Sollevò lo sguardo dalla pasta che stava preparando, e che avrebbe fatto da base per il loro dolce, offrendo al padre uno dei suoi migliori sorrisi, quelli che – lo sapeva – avevano il potere di scioglierlo.
«Prepariamo un dolce!» esclamò entusiasta.
Suo padre, per tutta risposta, parve rabbuiarsi e immediatamente distolse lo sguardo da lui per rivolgersi alla strega impegnata sul fuoco con un ampio tegame, nel quale ribolliva qualcosa che stava espandendo un profumo delizioso.
«Gradite gli stufati, Signore?» chiese la donna con gentilezza porgendogli una cucchiaiata
«Per questo siete venuta qui? Per farci da balia?» chiese, malevolo.
«Ne avete bisogno?»
«Ditemelo voi...»
«Amo cucinare e provare i frutti dei posti in cui mi reco,» la strega scosse le spalle con serenità: «al mercato ho incontrato una signora ha detto che i suoi conigli sono i migliori. Volevo verificarlo. Vi disturba?»
«Non c'era bisogno.» borbottò Rumplestilzchen, già avviato verso le sue stanze.
«Lo so.»
Suo padre non era ancora uscito, quando la donna si voltò per ammiccare a Baelfire, che non poté fare a meno di chiedersi che razza di poteri avesse quella donna.


***

 
Dopo due settimane dall'arrivo della signora Tosca Tassorosso (aveva scoperto pochi giorni prima la sua casata, quando lei l'aveva colto a fissare l'anello con il simbolo), Baelfire stava di nuovo nel suo luogo preferito – l'altalena sul lato ovest della prima corte – quando vide arrivare suo padre. Quel giorno indossava una tunica blu brillante sopra brache giallo chiaro e calzari marrone scuro stretti da innumerevoli lacci.
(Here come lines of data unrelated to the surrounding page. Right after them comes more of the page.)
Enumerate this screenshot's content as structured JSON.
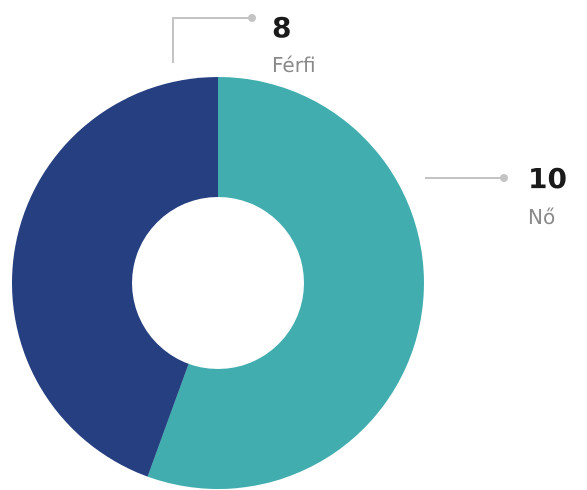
{
  "chart_data": {
    "type": "pie",
    "variant": "donut",
    "categories": [
      "Nő",
      "Férfi"
    ],
    "values": [
      10,
      8
    ],
    "colors": [
      "#41ADAE",
      "#253F80"
    ],
    "title": "",
    "legend": "none"
  }
}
«Non sei con dama Tosca.» esordì l'uomo.
«Doveva rispondere alle lettere della sua famiglia e di alcuni amici.»
Il cielo era così limpido e il sole caldissimo era alleggerito da una brezza fresca da un paio di giorni a quella parte spirava da nord.
«Puoi dedicare un po' di tempo a tuo padre?»
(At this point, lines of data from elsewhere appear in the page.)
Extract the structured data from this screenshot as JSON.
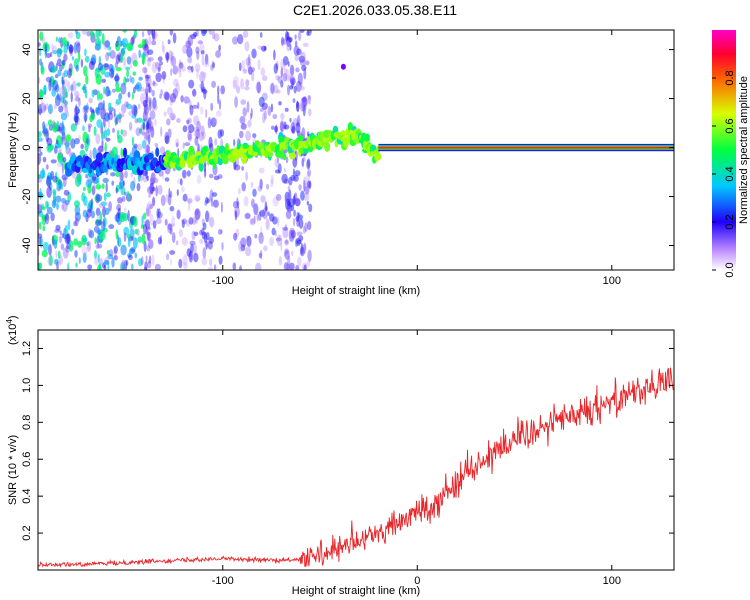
{
  "title": "C2E1.2026.033.05.38.E11",
  "chart_data": [
    {
      "type": "heatmap",
      "xlabel": "Height of straight line (km)",
      "ylabel": "Frequency (Hz)",
      "xlim": [
        -195,
        132
      ],
      "ylim": [
        -50,
        48
      ],
      "xticks": [
        -100,
        0,
        100
      ],
      "xtick_labels": [
        "-100",
        "",
        "100"
      ],
      "yticks": [
        -40,
        -20,
        0,
        20,
        40
      ],
      "ytick_labels": [
        "-40",
        "-20",
        "0",
        "20",
        "40"
      ],
      "ridge": {
        "x": [
          -160,
          -140,
          -120,
          -100,
          -80,
          -60,
          -45,
          -30,
          -22,
          -15,
          -5,
          5,
          20,
          60,
          100,
          132
        ],
        "frequency": [
          -7,
          -6,
          -5,
          -3,
          -1,
          1,
          4,
          5,
          -2,
          -1,
          0,
          0,
          0,
          0,
          0,
          0
        ]
      },
      "colorbar": {
        "label": "Normalized spectral amplitude",
        "range": [
          0,
          1
        ],
        "ticks": [
          0.0,
          0.2,
          0.4,
          0.6,
          0.8
        ],
        "tick_labels": [
          "0.0",
          "0.2",
          "0.4",
          "0.6",
          "0.8"
        ],
        "colors": [
          "#ffffff",
          "#b070ff",
          "#0000ff",
          "#00ffff",
          "#00ff00",
          "#ffff00",
          "#ff0000",
          "#ff00c0"
        ]
      }
    },
    {
      "type": "line",
      "xlabel": "Height of straight line (km)",
      "ylabel": "SNR (10 * v/v)",
      "multiplier": "(x10",
      "multiplier_exp": "4",
      "multiplier_close": ")",
      "xlim": [
        -195,
        132
      ],
      "ylim": [
        0.0,
        1.3
      ],
      "xticks": [
        -100,
        0,
        100
      ],
      "xtick_labels": [
        "-100",
        "0",
        "100"
      ],
      "yticks": [
        0.2,
        0.4,
        0.6,
        0.8,
        1.0,
        1.2
      ],
      "ytick_labels": [
        "0.2",
        "0.4",
        "0.6",
        "0.8",
        "1.0",
        "1.2"
      ],
      "series": [
        {
          "name": "SNR",
          "color": "#e8262a",
          "x": [
            -195,
            -170,
            -150,
            -130,
            -110,
            -90,
            -70,
            -55,
            -45,
            -35,
            -25,
            -15,
            -5,
            5,
            15,
            25,
            35,
            45,
            55,
            65,
            75,
            85,
            95,
            105,
            115,
            125,
            132
          ],
          "y": [
            0.03,
            0.03,
            0.04,
            0.05,
            0.06,
            0.06,
            0.05,
            0.06,
            0.09,
            0.13,
            0.18,
            0.22,
            0.28,
            0.34,
            0.42,
            0.52,
            0.62,
            0.68,
            0.74,
            0.78,
            0.82,
            0.86,
            0.9,
            0.95,
            0.98,
            1.0,
            1.02
          ]
        }
      ]
    }
  ]
}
Baelfire si voltò, trovando a confrontarsi con uno di quegli sguardi incomprensibili e fortissimi che gli donava suo padre. Vi era un misto di affetto e supplica in quegli occhi castani. Un dono infinito d'amore e una richiesta d'amore infinita. Sostenere uno sguardo del genere era una fatica grandissima, anche per lui.
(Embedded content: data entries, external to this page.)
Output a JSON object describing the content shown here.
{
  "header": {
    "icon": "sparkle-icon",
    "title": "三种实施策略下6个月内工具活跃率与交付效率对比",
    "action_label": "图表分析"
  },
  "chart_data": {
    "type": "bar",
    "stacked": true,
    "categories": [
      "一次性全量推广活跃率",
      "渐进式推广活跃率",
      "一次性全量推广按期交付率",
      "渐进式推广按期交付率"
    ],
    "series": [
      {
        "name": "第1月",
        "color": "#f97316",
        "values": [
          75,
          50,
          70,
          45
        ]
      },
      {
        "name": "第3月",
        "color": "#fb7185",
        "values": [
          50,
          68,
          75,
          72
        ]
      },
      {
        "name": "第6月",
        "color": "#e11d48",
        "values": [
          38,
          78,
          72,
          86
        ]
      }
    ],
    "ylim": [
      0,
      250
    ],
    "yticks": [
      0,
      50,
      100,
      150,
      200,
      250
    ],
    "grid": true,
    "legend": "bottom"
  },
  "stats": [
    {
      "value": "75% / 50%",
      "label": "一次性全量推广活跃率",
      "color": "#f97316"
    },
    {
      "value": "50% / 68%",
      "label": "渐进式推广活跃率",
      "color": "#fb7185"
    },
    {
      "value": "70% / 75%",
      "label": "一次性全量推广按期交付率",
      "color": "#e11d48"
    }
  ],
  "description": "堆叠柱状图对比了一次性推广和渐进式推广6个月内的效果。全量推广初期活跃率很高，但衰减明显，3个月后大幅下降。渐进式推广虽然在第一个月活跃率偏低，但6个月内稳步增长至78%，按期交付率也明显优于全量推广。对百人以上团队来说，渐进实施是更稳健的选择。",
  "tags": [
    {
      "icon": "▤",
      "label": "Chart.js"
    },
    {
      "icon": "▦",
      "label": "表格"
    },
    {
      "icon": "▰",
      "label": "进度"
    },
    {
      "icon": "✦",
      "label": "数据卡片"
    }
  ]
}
Il ragazzo lasciò che l'altalena rallentasse e saltò giù quando ancora non era completamente ferma, guadagnandosi un'occhiataccia. Sorrise: «Certamente padre.»
Baelfire sentì l'uomo prendere la sua mano. Era grande, tremava appena ed era leggermente sudata. Si sentì trascinare via, la stomaco contorcersi, strinse più forte la mano del padre, terrorizzato; ma fu solo un attimo. Riaprì gli occhi e si trovò sulla sponda del Fiume del Sale, in una piccola baia dove l'estate andavano spesso, lui e suo padre, quand'era piccolo. Era tanto – troppo – tempo che non vi si recavano. Un sorriso comparve spontaneamente sulle sue labbra, si tolse in tutta fretta i calzari e non riuscì a trattenere un grido infantile mentre si lanciava in corsa sulla riva. L'acqua fresca lambì i suoi piedi. La schizzò ovunque correndo avanti e indietro. Il padre lo raggiunse sorridendo. Baelfire fece un sorriso birbante, prese la rincorsa e con il piede sollevò una colonna d'acqua che schizzò il padre dalla testa ai piedi. Rumplestilzchen spalancò gli occhi in un espressione sconvolta.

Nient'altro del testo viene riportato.